Reckless driving is a criminal offense in Florida, used when drivers put others in danger.

“As for reckless driving, who is going to testify as to his driving pattern?” Wilson said. “You have to look at witnesses, not the speculation. Everybody wants to say that because this occurred at that time of night and he was on the ground with injuries, this or that must have occurred. You can’t use speculation to prove a case. What did people actually see?” “I mean, do they actually believe his wife is going to testify against him? That is not going to happen. Reckless driving is a criminal citation and it’s something I don’t think they will be able to show here. I think they will have a hard time showing careless driving, even.

“We know that he got in an accident, so you can infer that there was some careless driving there. I think Tiger Woods, quite frankly, will probably just go into court and accept a withhold adjudication on careless driving, pay the citation and walk away from the whole thing.”

Then there’s the specter of possible DUI charges. The public has raged about how Woods hopped a curb on the wrong side of the street at 2:30 a.m., taking out a hydrant and a tree. He was semi-conscious and mumbling when the Windermere Police arrived. It was the wee hours after Thanksgiving Day, when holiday revelers have been known to down a pint or two. Had it been you or me, they would have had us in cuffs for suspicion of intoxication, right? Woods was never tested. Good luck catching up on that front, sleuths.

“From what I understand, he was outside the vehicle when officers arrived,” Wilson said, accurately repeating the Windermere PD version. “One of the key things in a DUI is they have to put you behind the wheel of a vehicle.

“While we all know he was the driver of the vehicle, it’s a whole different ballpark when you are in court. My understanding is that there are no direct eyewitnesses who can place him in the car.

“I am amazed the FHP would even try to get his medical records. Where is the probable cause? Even if the blood was drawn, what is the reason they would have to test it and get at his medical records?”

“But here is the big thing — they can’t put him behind the wheel.”

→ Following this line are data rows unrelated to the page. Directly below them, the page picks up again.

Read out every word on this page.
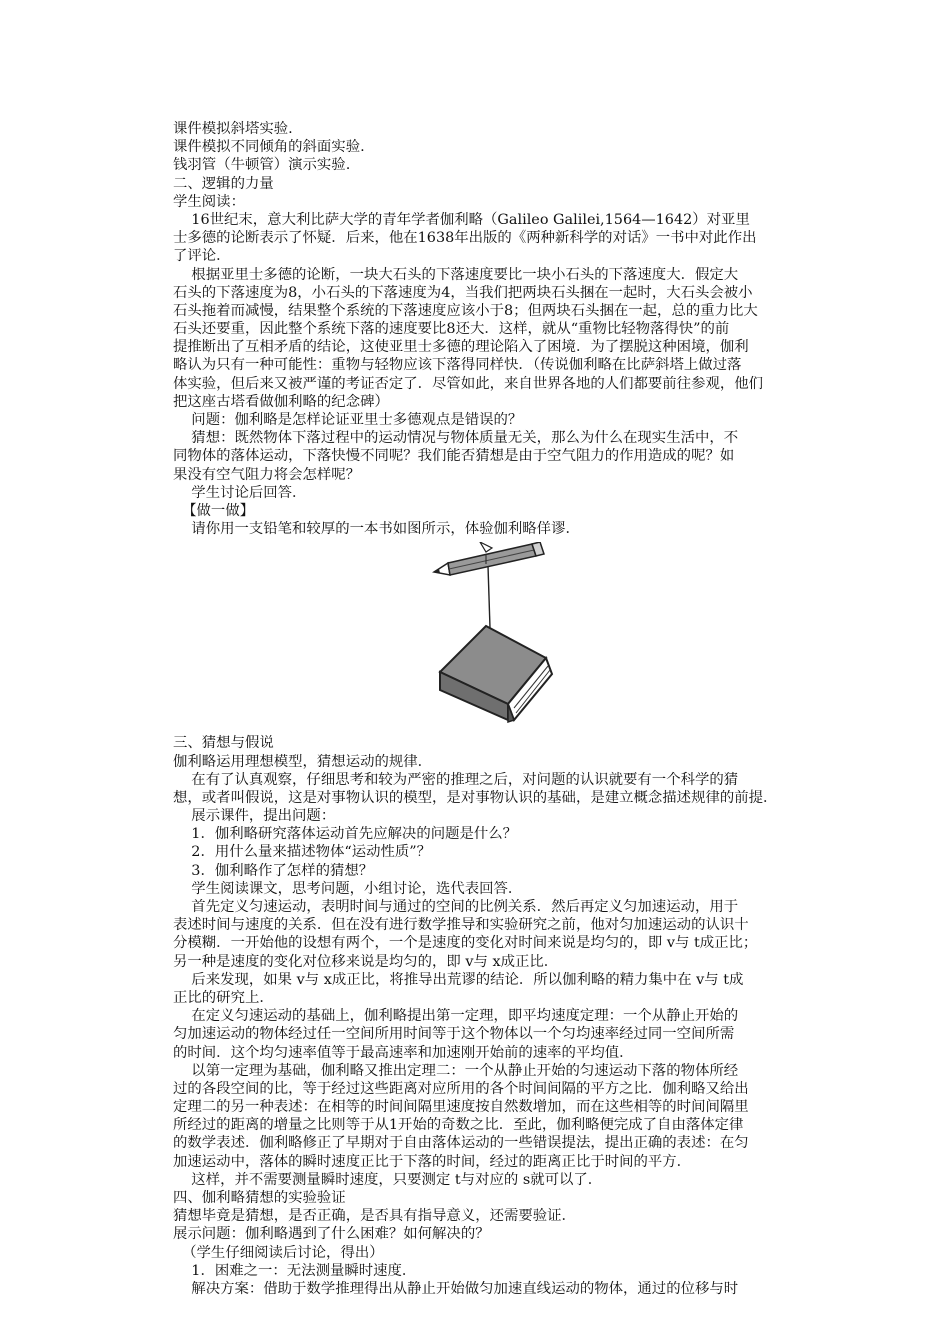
课件模拟斜塔实验.
课件模拟不同倾角的斜面实验.
钱羽管（牛顿管）演示实验.
二、逻辑的力量
学生阅读：
16世纪末，意大利比萨大学的青年学者伽利略（Galileo Galilei,1564—1642）对亚里
士多德的论断表示了怀疑．后来，他在1638年出版的《两种新科学的对话》一书中对此作出
了评论．
根据亚里士多德的论断，一块大石头的下落速度要比一块小石头的下落速度大．假定大
石头的下落速度为8，小石头的下落速度为4，当我们把两块石头捆在一起时，大石头会被小
石头拖着而减慢，结果整个系统的下落速度应该小于8；但两块石头捆在一起，总的重力比大
石头还要重，因此整个系统下落的速度要比8还大．这样，就从“重物比轻物落得快”的前
提推断出了互相矛盾的结论，这使亚里士多德的理论陷入了困境．为了摆脱这种困境，伽利
略认为只有一种可能性：重物与轻物应该下落得同样快．（传说伽利略在比萨斜塔上做过落
体实验，但后来又被严谨的考证否定了．尽管如此，来自世界各地的人们都要前往参观，他们
把这座古塔看做伽利略的纪念碑）
问题：伽利略是怎样论证亚里士多德观点是错误的？
猜想：既然物体下落过程中的运动情况与物体质量无关，那么为什么在现实生活中，不
同物体的落体运动，下落快慢不同呢？我们能否猜想是由于空气阻力的作用造成的呢？如
果没有空气阻力将会怎样呢？
学生讨论后回答．
【做一做】
请你用一支铅笔和较厚的一本书如图所示，体验伽利略佯谬．
三、猜想与假说
伽利略运用理想模型，猜想运动的规律．
在有了认真观察，仔细思考和较为严密的推理之后，对问题的认识就要有一个科学的猜
想，或者叫假说，这是对事物认识的模型，是对事物认识的基础，是建立概念描述规律的前提．
展示课件，提出问题：
1．伽利略研究落体运动首先应解决的问题是什么？
2．用什么量来描述物体“运动性质”？
3．伽利略作了怎样的猜想？
学生阅读课文，思考问题，小组讨论，选代表回答．
首先定义匀速运动，表明时间与通过的空间的比例关系．然后再定义匀加速运动，用于
表述时间与速度的关系．但在没有进行数学推导和实验研究之前，他对匀加速运动的认识十
分模糊．一开始他的设想有两个，一个是速度的变化对时间来说是均匀的，即 v与 t成正比；
另一种是速度的变化对位移来说是均匀的，即 v与 x成正比．
后来发现，如果 v与 x成正比，将推导出荒谬的结论．所以伽利略的精力集中在 v与 t成
正比的研究上．
在定义匀速运动的基础上，伽利略提出第一定理，即平均速度定理：一个从静止开始的
匀加速运动的物体经过任一空间所用时间等于这个物体以一个匀均速率经过同一空间所需
的时间．这个均匀速率值等于最高速率和加速刚开始前的速率的平均值．
以第一定理为基础，伽利略又推出定理二：一个从静止开始的匀速运动下落的物体所经
过的各段空间的比，等于经过这些距离对应所用的各个时间间隔的平方之比．伽利略又给出
定理二的另一种表述：在相等的时间间隔里速度按自然数增加，而在这些相等的时间间隔里
所经过的距离的增量之比则等于从1开始的奇数之比．至此，伽利略便完成了自由落体定律
的数学表述．伽利略修正了早期对于自由落体运动的一些错误提法，提出正确的表述：在匀
加速运动中，落体的瞬时速度正比于下落的时间，经过的距离正比于时间的平方．
这样，并不需要测量瞬时速度，只要测定 t与对应的 s就可以了．
四、伽利略猜想的实验验证
猜想毕竟是猜想，是否正确，是否具有指导意义，还需要验证．
展示问题：伽利略遇到了什么困难？如何解决的？
（学生仔细阅读后讨论，得出）
1．困难之一：无法测量瞬时速度．
解决方案：借助于数学推理得出从静止开始做匀加速直线运动的物体，通过的位移与时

It doesn’t much matter what Woods might have mumbled, if anything. In Florida, somebody involved in a wreck is granted an immunity of sorts as authorities compile the initial accident statement.

“An accident victim can make a report to authorities and it cannot be held against him, something called accident report privilege,” Wilson said.

What about media speculation that a domestic issue involving Woods’ wife, Elin, proceeded the accident?

“From what I’ve read, there wouldn’t be any justification to start an investigation pertaining to domestic violence,” Wilson said. “I haven’t heard of any statements made by his wife regarding domestic violence, and the police aren’t going to go on a fishing expedition because he had some injuries in a car accident and she broke out a window of his vehicle with a golf club to unlock the doors.”

Good luck, FHP. They are going to need it. Let’s recap, shall we?

“They have nothing to put him behind the wheel, to my understanding,” Wilson said. “They have no [reckless] driving pattern, no evidence to indicate he was under the influence of anything, and yeah, we can all believe because of what happened that, of course, something is screwed up. You don’t just hit a fire hydrant and a tree at that time of the morning and then end up unconscious and lying in the street.

“But that’s all speculation that can’t be used to prove a case.”

Wilson was asked whether he would have similarly advised Woods to duck for cover and to avoid FHP investigators, which is within Woods’ legal prerogative. Wilson, who has both a juris doctor diploma and a master’s degree in business hanging on his office wall, almost laughed.

“I believe this is the smart play,” he said. “You make your statement with regard to anything you want to address, and he did a great job issuing a written statement [Sunday] that sounded very sincere and it should help him keep his good name.

“Outside of that, talking to police? I would not let my client do that.”